To sing Hokkien songs in the film, Jaime Teo had to watch online videos to brush up on the dialect.

==Reception==
Yip Wai Yee of The Straits Times gave the film 2 out of 5 stars, attributing it to Chen's portrayal of his teenage character "unconvincing", and that "to milk (the original music video) and drag it into a full-length feature film makes the nonsense go on for far too long".

Marcus Goh of Yahoo!

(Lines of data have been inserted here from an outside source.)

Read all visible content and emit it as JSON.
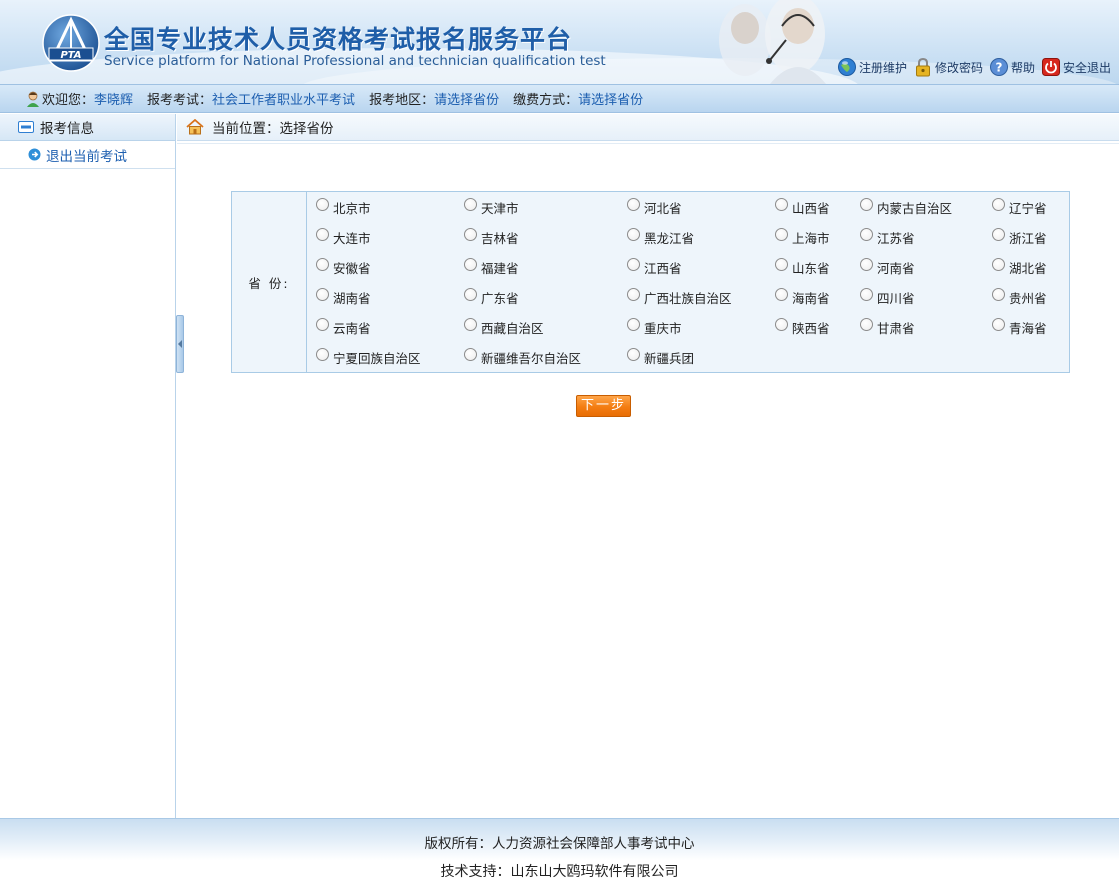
{
  "header": {
    "title_cn": "全国专业技术人员资格考试报名服务平台",
    "title_en": "Service platform for National Professional and technician qualification test",
    "logo_text": "PTA",
    "links": [
      {
        "label": "注册维护",
        "icon": "globe-icon"
      },
      {
        "label": "修改密码",
        "icon": "lock-icon"
      },
      {
        "label": "帮助",
        "icon": "help-icon"
      },
      {
        "label": "安全退出",
        "icon": "power-icon"
      }
    ]
  },
  "welcome": {
    "welcome_label": "欢迎您：",
    "user_name": "李晓辉",
    "exam_label": "报考考试：",
    "exam_value": "社会工作者职业水平考试",
    "region_label": "报考地区：",
    "region_value": "请选择省份",
    "pay_label": "缴费方式：",
    "pay_value": "请选择省份"
  },
  "sidebar": {
    "heading": "报考信息",
    "items": [
      {
        "label": "退出当前考试"
      }
    ]
  },
  "breadcrumb": {
    "text": "当前位置：选择省份"
  },
  "province_form": {
    "label": "省  份:",
    "options": [
      "北京市",
      "天津市",
      "河北省",
      "山西省",
      "内蒙古自治区",
      "辽宁省",
      "大连市",
      "吉林省",
      "黑龙江省",
      "上海市",
      "江苏省",
      "浙江省",
      "安徽省",
      "福建省",
      "江西省",
      "山东省",
      "河南省",
      "湖北省",
      "湖南省",
      "广东省",
      "广西壮族自治区",
      "海南省",
      "四川省",
      "贵州省",
      "云南省",
      "西藏自治区",
      "重庆市",
      "陕西省",
      "甘肃省",
      "青海省",
      "宁夏回族自治区",
      "新疆维吾尔自治区",
      "新疆兵团"
    ],
    "selected": null
  },
  "next_button": {
    "label": "下一步"
  },
  "footer": {
    "copyright": "版权所有：人力资源社会保障部人事考试中心",
    "support": "技术支持：山东山大鸥玛软件有限公司"
  },
  "colors": {
    "brand_blue": "#1f5ea8",
    "link_blue": "#1d5fb0",
    "button_orange": "#f47d12",
    "panel_bg": "#eef5fb"
  }
}
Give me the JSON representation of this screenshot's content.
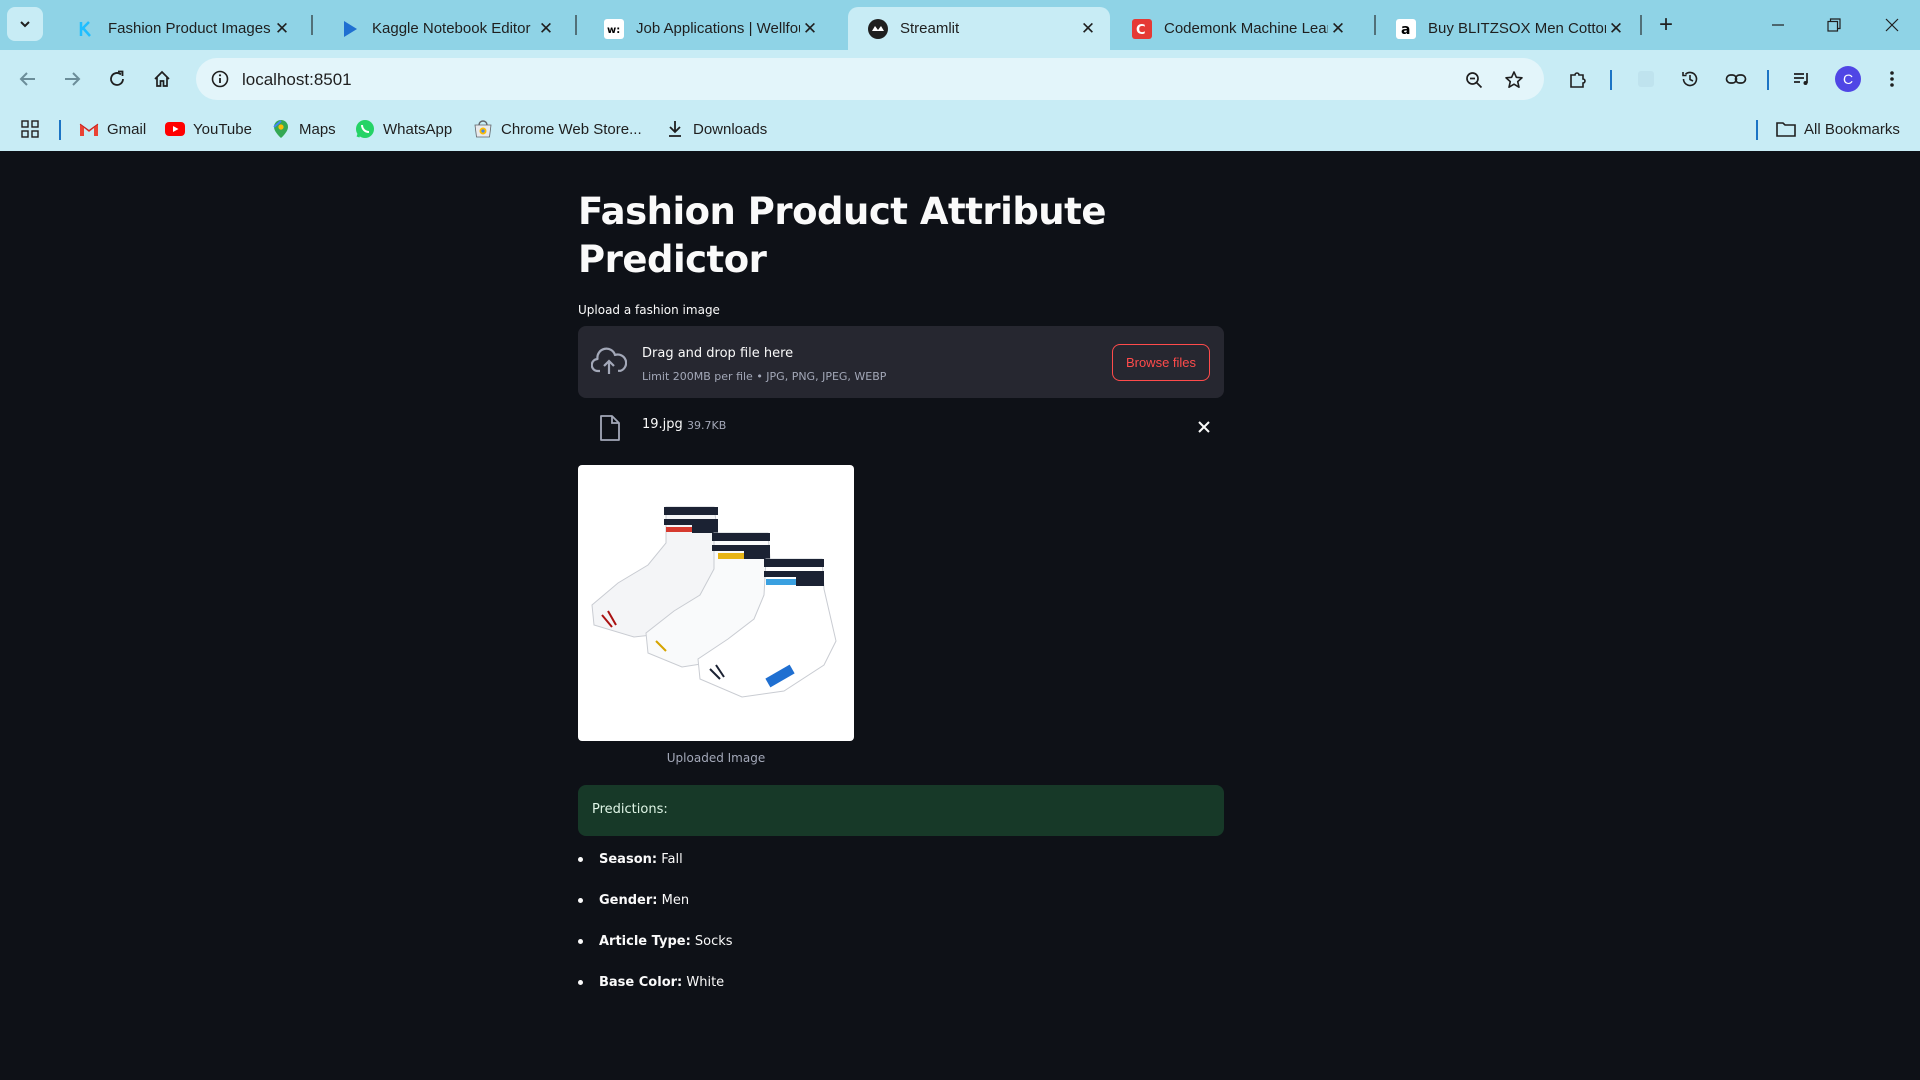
{
  "browser": {
    "tabs": [
      {
        "title": "Fashion Product Images Da",
        "icon": "kaggle-icon"
      },
      {
        "title": "Kaggle Notebook Editor",
        "icon": "play-icon"
      },
      {
        "title": "Job Applications | Wellfoun",
        "icon": "wellfound-icon"
      },
      {
        "title": "Streamlit",
        "icon": "streamlit-icon",
        "active": true
      },
      {
        "title": "Codemonk Machine Learni",
        "icon": "codemonk-icon"
      },
      {
        "title": "Buy BLITZSOX Men Cotton",
        "icon": "amazon-icon"
      }
    ],
    "url": "localhost:8501",
    "profile_initial": "C",
    "bookmarks": [
      {
        "label": "Gmail",
        "icon": "gmail-icon"
      },
      {
        "label": "YouTube",
        "icon": "youtube-icon"
      },
      {
        "label": "Maps",
        "icon": "maps-icon"
      },
      {
        "label": "WhatsApp",
        "icon": "whatsapp-icon"
      },
      {
        "label": "Chrome Web Store...",
        "icon": "chrome-web-store-icon"
      },
      {
        "label": "Downloads",
        "icon": "download-icon"
      }
    ],
    "all_bookmarks": "All Bookmarks",
    "colors": {
      "tabstrip": "#8fd3e6",
      "toolbar": "#c8ecf5",
      "omnibox": "#e3f5fa"
    }
  },
  "app": {
    "title": "Fashion Product Attribute Predictor",
    "uploader": {
      "label": "Upload a fashion image",
      "drag_text": "Drag and drop file here",
      "limit_text": "Limit 200MB per file • JPG, PNG, JPEG, WEBP",
      "browse_label": "Browse files"
    },
    "file": {
      "name": "19.jpg",
      "size": "39.7KB"
    },
    "image_caption": "Uploaded Image",
    "predictions_header": "Predictions:",
    "predictions": [
      {
        "key": "Season:",
        "value": "Fall"
      },
      {
        "key": "Gender:",
        "value": "Men"
      },
      {
        "key": "Article Type:",
        "value": "Socks"
      },
      {
        "key": "Base Color:",
        "value": "White"
      }
    ],
    "colors": {
      "background": "#0e1117",
      "primary": "#ff4b4b",
      "success_bg": "#173928"
    }
  }
}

Movies called it "intentionally cheesy and corny, which works well given the subject matter of the film and the different language mediums it spans". At the same time, "it definitely appeals to the older crowd, but there are elements for the younger audience".

Jocelyn Lee of The New Paper rated the film a 2 out of 5 stars, as it "is hindered by a thin plot, and relies on slapstick humour, making it utterly forgettable".

==Box office==
The film collected $25,000 on its opening day, making it the biggest opener among Singaporean films, excluding Chinese New Year films.